Jason J. Levesque (born 1973/1974) is an American politician and businessperson. Levesque, a Republican, served as the mayor of Auburn, Maine from 2017 to 2023. Re-elected in 2019 and 2021, he was defeated for re-election in 2023.

==Early life==
Levesque graduated from Edward Little High School in 1992. He studied at West Virginia Wesleyan College and the University of Southern Maine, then enlisted in the U.S. army for eight years. In 2003, he founded a call center company, Argo Contact Centers.

==Politics==
In 2010, Levesque won the Republican nomination for Congress in Maine's second district before losing in the general election to incumbent Democrat Mike Michaud.
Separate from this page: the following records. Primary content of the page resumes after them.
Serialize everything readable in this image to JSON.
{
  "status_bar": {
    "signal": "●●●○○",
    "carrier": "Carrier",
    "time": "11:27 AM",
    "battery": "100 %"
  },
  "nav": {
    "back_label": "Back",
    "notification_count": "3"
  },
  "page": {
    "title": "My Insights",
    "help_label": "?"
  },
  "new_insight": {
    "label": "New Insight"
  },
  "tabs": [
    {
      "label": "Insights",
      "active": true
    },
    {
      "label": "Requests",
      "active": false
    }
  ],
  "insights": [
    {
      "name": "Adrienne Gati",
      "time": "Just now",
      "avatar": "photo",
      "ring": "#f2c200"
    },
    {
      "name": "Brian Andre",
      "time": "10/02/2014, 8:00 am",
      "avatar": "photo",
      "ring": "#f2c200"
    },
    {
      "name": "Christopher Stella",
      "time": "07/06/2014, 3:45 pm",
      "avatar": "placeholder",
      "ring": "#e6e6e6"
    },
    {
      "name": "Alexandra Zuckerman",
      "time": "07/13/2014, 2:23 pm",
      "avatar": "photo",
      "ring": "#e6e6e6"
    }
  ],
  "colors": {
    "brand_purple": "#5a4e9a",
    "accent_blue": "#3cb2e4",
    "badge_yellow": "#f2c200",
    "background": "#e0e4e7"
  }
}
In 2017, Levesque was elected mayor of Auburn, Maine. As mayor, Levesque promoted YIMBY movement policies, which sought a massive increase in the number of houses built in the city. These policies earned Auburn the title of "The YIMBYest City in America" in 2022. Levesque was defeated for re-election in November 2023 by former Maine State Police deputy chief Jeff Harmon. Levesque's loss was attributed to disapproval of his housing policies.